I am new to Prodigy and haven't fully figured out the paradigm. For a project, I would like to manually annotate names from texts. My team has developed our own model to recognize the names, so I only want to use the annotated texts (produced with Prodigy) as a golden standard for our model.
To do so, I have a csv file texts.csv
with the text in one of the columns. Do I need to convert this file into a json, or can I also run Prodigy on the csv file?
Also, what is the code that I need to run to start the ner_manual
with this dataset?
I suppose, I have to start with:
!python -m prodigy ner.manual
However, it is unclear to me how I should run the rest.
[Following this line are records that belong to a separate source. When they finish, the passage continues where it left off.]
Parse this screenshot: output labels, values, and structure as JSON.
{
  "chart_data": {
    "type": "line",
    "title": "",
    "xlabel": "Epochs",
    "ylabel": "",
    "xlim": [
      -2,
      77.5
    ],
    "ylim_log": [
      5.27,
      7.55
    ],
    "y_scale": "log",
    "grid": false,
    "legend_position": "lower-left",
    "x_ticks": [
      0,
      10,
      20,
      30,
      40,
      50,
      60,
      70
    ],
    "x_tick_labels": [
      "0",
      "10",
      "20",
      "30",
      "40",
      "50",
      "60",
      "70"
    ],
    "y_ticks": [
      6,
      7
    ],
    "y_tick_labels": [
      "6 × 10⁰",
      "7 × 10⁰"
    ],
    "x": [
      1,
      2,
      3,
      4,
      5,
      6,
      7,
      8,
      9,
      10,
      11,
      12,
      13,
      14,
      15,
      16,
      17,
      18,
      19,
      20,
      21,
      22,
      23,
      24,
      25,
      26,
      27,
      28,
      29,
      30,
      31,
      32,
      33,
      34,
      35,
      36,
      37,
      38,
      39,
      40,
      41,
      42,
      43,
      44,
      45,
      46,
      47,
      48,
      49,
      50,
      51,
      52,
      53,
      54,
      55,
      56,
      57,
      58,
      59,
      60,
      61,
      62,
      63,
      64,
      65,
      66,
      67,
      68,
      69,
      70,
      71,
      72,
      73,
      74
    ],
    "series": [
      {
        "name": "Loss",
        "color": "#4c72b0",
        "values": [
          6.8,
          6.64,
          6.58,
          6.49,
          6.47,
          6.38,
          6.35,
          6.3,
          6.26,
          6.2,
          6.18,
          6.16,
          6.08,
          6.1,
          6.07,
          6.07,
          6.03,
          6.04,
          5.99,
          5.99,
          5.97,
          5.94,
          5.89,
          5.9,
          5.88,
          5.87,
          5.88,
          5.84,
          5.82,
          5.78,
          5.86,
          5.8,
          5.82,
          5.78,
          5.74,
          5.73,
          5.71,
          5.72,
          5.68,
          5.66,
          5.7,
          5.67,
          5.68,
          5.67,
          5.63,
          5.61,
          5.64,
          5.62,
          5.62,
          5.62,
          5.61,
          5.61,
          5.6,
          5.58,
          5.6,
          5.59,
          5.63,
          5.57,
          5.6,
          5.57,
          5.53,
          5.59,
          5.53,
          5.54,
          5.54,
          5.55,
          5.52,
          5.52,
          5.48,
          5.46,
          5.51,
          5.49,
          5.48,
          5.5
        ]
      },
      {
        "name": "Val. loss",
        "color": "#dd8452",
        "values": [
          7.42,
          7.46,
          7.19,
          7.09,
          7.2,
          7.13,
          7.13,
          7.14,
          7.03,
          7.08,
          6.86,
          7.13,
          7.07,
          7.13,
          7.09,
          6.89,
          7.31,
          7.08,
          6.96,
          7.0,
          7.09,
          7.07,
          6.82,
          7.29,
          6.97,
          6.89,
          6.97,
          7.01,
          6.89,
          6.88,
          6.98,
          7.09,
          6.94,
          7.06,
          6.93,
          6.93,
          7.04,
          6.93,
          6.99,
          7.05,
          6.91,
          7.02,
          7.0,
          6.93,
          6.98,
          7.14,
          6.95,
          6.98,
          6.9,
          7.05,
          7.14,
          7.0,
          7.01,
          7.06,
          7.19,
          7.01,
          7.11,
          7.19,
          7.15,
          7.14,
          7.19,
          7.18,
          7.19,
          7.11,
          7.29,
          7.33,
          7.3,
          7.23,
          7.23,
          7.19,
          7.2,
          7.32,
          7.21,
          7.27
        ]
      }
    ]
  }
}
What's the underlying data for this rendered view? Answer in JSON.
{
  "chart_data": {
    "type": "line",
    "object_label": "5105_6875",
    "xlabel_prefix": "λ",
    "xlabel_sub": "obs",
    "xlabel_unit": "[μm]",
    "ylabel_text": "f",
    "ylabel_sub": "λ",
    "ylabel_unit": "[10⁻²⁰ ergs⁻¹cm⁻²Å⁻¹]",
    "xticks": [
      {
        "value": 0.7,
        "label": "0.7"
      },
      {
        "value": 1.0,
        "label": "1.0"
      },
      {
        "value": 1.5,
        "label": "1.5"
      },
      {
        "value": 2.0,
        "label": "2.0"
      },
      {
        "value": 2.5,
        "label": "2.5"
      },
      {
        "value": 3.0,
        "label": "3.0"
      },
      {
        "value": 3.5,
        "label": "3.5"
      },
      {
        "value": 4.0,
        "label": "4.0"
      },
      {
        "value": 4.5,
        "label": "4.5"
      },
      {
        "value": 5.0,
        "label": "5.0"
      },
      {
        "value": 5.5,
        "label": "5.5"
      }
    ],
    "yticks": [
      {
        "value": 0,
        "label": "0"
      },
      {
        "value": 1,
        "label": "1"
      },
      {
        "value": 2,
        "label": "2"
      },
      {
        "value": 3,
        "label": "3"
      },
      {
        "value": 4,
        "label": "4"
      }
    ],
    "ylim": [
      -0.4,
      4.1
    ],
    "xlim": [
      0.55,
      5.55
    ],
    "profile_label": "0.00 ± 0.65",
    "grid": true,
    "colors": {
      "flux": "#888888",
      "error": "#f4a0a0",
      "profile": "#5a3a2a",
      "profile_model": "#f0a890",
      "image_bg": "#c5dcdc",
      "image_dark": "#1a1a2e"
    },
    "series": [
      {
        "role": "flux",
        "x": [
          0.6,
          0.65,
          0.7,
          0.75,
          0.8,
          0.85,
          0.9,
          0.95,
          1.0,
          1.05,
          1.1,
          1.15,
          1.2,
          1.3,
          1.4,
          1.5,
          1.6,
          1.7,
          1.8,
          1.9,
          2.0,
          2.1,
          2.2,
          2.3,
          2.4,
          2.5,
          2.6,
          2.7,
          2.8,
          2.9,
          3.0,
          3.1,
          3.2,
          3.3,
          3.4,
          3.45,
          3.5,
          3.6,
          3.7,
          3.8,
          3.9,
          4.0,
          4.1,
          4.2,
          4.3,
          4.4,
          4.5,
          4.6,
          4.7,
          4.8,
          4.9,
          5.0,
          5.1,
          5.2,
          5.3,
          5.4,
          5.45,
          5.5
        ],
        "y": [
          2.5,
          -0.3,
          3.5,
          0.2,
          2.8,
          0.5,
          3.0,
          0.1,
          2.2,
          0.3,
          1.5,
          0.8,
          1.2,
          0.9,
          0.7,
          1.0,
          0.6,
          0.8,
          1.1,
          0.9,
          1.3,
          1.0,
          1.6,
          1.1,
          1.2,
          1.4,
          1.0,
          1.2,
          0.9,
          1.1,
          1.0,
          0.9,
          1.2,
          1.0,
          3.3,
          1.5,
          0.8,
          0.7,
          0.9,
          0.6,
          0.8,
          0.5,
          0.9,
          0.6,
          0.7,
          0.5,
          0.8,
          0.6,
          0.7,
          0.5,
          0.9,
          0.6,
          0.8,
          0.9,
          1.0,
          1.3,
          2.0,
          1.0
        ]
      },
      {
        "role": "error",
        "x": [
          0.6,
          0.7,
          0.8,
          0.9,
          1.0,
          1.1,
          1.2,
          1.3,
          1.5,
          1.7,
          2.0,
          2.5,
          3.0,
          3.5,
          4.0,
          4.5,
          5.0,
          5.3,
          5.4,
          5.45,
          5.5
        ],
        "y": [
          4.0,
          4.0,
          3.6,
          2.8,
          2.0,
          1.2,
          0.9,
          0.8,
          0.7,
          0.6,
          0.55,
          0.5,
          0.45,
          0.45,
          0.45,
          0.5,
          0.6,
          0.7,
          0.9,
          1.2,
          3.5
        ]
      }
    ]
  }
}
Can someone help me with this?
File Format
I believe for the recipes that say "Text Source" you can use jsonl, json, csv, or txt (reference the section that says "Text Source": https://prodi.gy/docs/api-loaders). Ner.manual says "Text Source" so I think it should work. (reference: https://prodi.gy/docs/recipes#ner-manual)
ner.manual
In regards to running ner.manual try taking a look at this documentation https://prodi.gy/docs/
The documentation contains a good example:
python -m prodigy ner.manual ner_news_headlines blank:en ./news_headlines.jsonl --label PERSON,ORG,PRODUCT,LOCATION
I'm also pretty new to prodigy so someone else may have a better answer.